Trail Cutting and Maintenance Guidelines
Allelopathy is a process where one plant species uses chemicals to inhibit the growth of other plant species.
Follow the Ferns
In northeastern forests, Hayscented fern (Dennstaedtia punctilobula) pictured to right, and New York fern (Thelypteris noveboracensis) are known allelopathic species for northeast forest trees. A chemical leaches from these ferns into the soil that inhibits tree seedling growth. Thus once trees and other woody plants are cut where the ground is dominated by these ferns, little can grow back and the ferns proliferate. Typically deer and moose browsing are the agents that tip the balance in favor of the ferns, but cutting by humans with hand tools can accomplish the same.
At Mad River Glen it has been found that after two or more maintenance cycles of cutting hobblebush and undesirable trees from lines with contiguous patches of ferns underneath, maintenance needs drop dramatically. In addition, the ferns spread, and distinct patches grow together.
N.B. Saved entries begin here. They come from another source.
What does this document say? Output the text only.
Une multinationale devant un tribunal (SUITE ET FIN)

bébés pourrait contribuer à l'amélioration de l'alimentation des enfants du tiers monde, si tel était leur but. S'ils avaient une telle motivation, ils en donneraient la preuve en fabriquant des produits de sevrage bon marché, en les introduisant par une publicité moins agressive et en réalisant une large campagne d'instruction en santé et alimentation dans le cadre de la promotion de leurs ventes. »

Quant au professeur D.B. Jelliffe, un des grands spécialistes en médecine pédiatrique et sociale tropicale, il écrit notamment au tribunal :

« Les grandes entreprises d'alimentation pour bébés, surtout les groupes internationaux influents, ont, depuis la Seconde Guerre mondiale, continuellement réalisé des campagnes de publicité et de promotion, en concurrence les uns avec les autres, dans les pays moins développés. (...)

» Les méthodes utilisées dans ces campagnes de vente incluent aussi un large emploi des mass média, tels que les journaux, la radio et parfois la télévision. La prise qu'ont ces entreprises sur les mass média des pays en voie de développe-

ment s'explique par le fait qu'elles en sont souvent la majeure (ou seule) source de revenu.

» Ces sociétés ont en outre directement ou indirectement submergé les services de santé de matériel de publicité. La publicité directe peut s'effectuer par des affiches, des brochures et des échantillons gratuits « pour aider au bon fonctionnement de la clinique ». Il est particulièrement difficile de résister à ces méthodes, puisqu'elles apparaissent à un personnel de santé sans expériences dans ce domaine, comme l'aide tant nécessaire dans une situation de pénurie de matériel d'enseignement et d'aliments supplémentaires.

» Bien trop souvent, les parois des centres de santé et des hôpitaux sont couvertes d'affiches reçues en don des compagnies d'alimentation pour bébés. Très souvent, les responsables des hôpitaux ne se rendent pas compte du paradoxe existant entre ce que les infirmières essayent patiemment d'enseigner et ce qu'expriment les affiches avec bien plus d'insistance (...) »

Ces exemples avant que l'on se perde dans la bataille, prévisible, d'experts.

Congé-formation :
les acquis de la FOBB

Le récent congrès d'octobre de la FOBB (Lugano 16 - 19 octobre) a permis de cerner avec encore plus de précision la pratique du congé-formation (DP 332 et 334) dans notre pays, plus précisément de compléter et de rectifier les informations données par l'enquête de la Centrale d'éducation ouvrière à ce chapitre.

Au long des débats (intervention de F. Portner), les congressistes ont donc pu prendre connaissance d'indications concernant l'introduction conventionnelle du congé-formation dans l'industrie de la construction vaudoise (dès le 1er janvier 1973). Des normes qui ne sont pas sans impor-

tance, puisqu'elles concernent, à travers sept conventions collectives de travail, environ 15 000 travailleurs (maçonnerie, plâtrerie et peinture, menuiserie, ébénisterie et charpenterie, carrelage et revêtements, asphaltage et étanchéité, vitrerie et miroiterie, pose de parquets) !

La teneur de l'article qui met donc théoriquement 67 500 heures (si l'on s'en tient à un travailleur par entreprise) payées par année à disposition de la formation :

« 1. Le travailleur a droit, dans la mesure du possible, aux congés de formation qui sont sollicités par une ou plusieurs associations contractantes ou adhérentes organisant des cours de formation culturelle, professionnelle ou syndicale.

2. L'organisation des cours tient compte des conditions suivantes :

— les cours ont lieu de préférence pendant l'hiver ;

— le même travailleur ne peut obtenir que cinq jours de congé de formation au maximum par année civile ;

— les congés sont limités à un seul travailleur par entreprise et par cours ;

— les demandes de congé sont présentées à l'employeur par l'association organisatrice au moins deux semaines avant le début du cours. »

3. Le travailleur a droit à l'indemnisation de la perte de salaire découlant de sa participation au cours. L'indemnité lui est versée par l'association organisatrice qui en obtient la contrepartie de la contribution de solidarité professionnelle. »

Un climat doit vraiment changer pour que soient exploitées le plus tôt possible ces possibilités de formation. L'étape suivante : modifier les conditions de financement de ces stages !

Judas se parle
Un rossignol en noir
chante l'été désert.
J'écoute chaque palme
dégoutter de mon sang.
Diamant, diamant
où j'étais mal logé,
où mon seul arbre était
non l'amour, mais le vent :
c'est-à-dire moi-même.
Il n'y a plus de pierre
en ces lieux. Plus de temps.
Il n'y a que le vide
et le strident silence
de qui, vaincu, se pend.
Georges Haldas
Therefore, when laying out a woods line, look for large groups of ferns and lay out the line from one group to the next. There are many fern species in the northeast, and many are not allelopathic, but it is a good rule of thumb to "follow the ferns". The result can be wide, flowing powder lines requiring minimal maintenance.
A Word of Caution
Once allelopathic ferns take over, few trees can reproduce and grow underneath. For this reason allelopathic ferns are a nemesis for foresters trying to harvest and reproduce a stand of trees. Once overstory trees die, getting new trees established and growing becomes difficult. This means woods ski/ride lines can become treeless and open. Hand-pulling and digging up ferns has shown some success in the literature, but there does not seem to be an easy answer. Allelopathic ferns can define wonderful woods terrain requiring minimal maintenance. What is not known is if this will create a snow-retention problem in the long term.